8. Any treatment or surgical operation for congenital abnormalities / deformities including hereditary conditions.
9. Pregnancy, child birth (including surgical delivery), miscarriage, abortion and prenatal or postnatal care and surgical, mechanical or chemical contraceptive methods of birth control or treatment pertaining to infertility. Erectile dysfunction and tests or treatment related to impotence or sterilization.
10. Psychotic , mental and nervous disorders (including any neuroses and their physiological or psychosomatic manifestations).
11. Hospitalization primarily for investigatory purposes, diagnosis, x-ray examination, general physical or medical examinations not incidental to treatment or diagnosis of a Covered Disability or any treatment which is not Medically Necessary and any preventive treatments, preventive medicines or examinations carried out by a Physician, and treatments specifically for weight reduction or gain.
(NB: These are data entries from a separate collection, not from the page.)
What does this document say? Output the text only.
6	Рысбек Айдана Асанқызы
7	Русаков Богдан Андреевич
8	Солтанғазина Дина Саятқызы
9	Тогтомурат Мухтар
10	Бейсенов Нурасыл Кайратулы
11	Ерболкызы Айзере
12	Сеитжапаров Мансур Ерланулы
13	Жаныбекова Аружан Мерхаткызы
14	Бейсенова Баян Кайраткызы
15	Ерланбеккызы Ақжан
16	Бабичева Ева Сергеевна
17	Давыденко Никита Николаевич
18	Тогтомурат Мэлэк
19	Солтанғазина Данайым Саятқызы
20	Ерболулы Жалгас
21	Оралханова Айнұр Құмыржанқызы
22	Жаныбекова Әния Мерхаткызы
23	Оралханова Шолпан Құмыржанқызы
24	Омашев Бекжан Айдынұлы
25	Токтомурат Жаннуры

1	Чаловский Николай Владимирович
12. Costs/expenses of services of a non-medical nature such as television, telephones, telex services, radios or similar facilities, admission kit/pack and other ineligible non-medical items.
13. Sickness or injury arising from racing of any kind (except foot racing), hazardous sports such as but not limited to skydiving, water-skiing, underwater activities requiring breathing apparatus, winter sports, professional sports and illegal activities.
14. Suicide, attempted suicide or intentionally self-inflicted injury while sane or insane.
15. Private flying other than as a fare-paying passenger in any commercial scheduled airlines licensed to carry passengers over established routes.
16. War or act of war, declared or undeclared, criminal or terrorist activities, active duty in any armed forces, direct participation in strikes, riots and civil commotion or insurrection.
17. Ionising radiation or contamination by radioactivity from any nuclear fuel or nuclear waste from process of nuclear fussion or from any nuclear weapons material.
18. Expenses incurred for donation of any body organ by an Insured Person and costs of acquisition of the organ including all costs incurred by the donor during organ transplant and its complications.
19. Expenses incurred for sex changes.
20. Investigation and treatment of sleep and snoring disorders, and hormone replacement therapy and alternative therapy such as treatment, medical service or supplies, including but not limited to chiropractic services, acupuncture, acupressure, reflexology, bonesetting, herbalist treatment, massage or aroma therapy or other alternative treatment.